Le philosophe Michel Onfray : «  L’école républicaine m’a appris à lire, écrire, compter et à penser. Ce n’est plus le cas aujourd’hui. Aujourd’hui à l’école, on apprend le tri des déchets ou la théorie du genre ».

L’écrivain Pascal Bruckner : «  On supprime le latin, le grec et l’allemand aux collégiens pour leur donner à la place du Jamel Debbouze ».

L’essayiste Régis Debray : «  La civilisation ce n’est pas le Nutella, c’est l’effort ».

Le philosophe ex-ministre de l’Education Nationale Luc Ferry : «  On est dans la thématique, dans le moralisateur, alors que jamais, dans l’Histoire de France, on a eu autant besoin de remettre du chronologique, de l’enchaînement et du linéaire ».

Et c’est bien de cela dont il s’agit.

Auparavant, les programmes d’histoire étaient totalement chronologiques. On expliquait la Première Guerre Mondiale, par exemple, à partir des causes historiques, les crises et les conflits qui l’avaient précédée, et l’enchaînement des effets qui ont conduit à la guerre.

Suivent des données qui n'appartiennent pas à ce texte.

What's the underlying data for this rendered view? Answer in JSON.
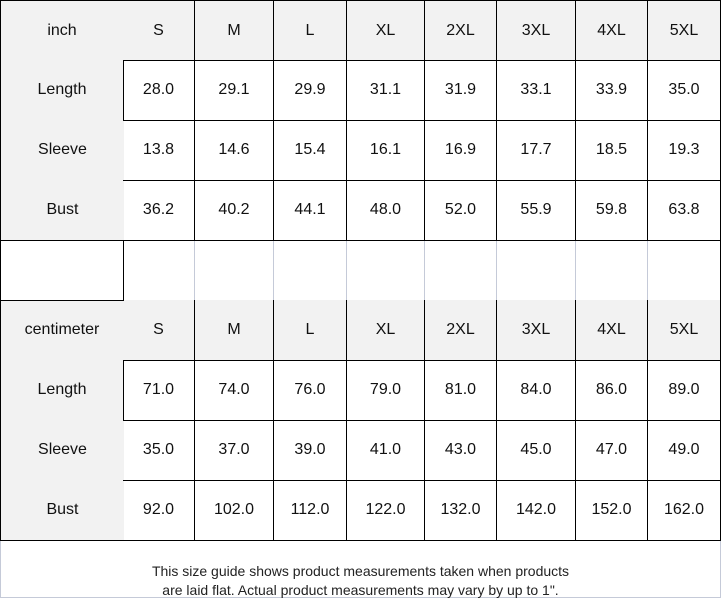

Aujourd’hui, le programme ne traite seulement que de la violence et des horreurs dans les tranchées. Comme si notre pays était coupable de crimes, sans aucune explication, ni dates, ni rien. On remplace l’histoire par la morale. Il y a des morts, la France est coupable, point à la ligne.

Et notre civilisation est présentée comme inhumaine, colonisatrice et esclavagiste. Savez-vous que le programme de quatrième ne parle plus de notre France des lumières. Exit Voltaire. Exit Rousseau. Exit la révolution culturelle qui a fait la démocratie, l’esprit critique et tous nos combats contre la tyrannie. Quant à nos origines chrétiennes, ce ne sont qu’idéologies qui nous ont conduits au racisme et autre xénophobie. A rejeter, le christianisme. Vive la repentance !

Bref, on va enseigner aux jeunes français la haine de leur culture. Comme le remarque l’historien Jacques Julliard (*), ces programmes « respirent la gêne d’être français, voire la honte d’être français ».
Le tout, en s’amusant, en remplaçant l’effort de compréhension, et donc d’apprentissage, par une culture de l’émotion et donc de la facilité.

Quand on sait que plus de trente pour cent de nos enfants entrent en sixième avec de grande difficulté pour lire, écrire, compter, et que les classes de CP sont déterminantes dans leur avenir, c’est d’abord aux classes primaires qu’il faut s’intéresser. C’est dans le primaire qu’il faut proposer des réformes, comme dédoubler les classes surchargées.

L’urgence est là.

C’est là qu’il y a de terribles défis à relever pour redonner à notre école son sens premier, celui de la réussite républicaine et de la formation de nos enfants, les citoyens de notre futur, de la France de demain.

Non dans des réformes où l’on supprimerait la grammaire et la fierté de parler français, d’être français, tout simplement.

Comme si le gouvernement socialiste avait décidé de jouer contre la France, pour mettre en place, en quelque sorte, une anti-France socialiste.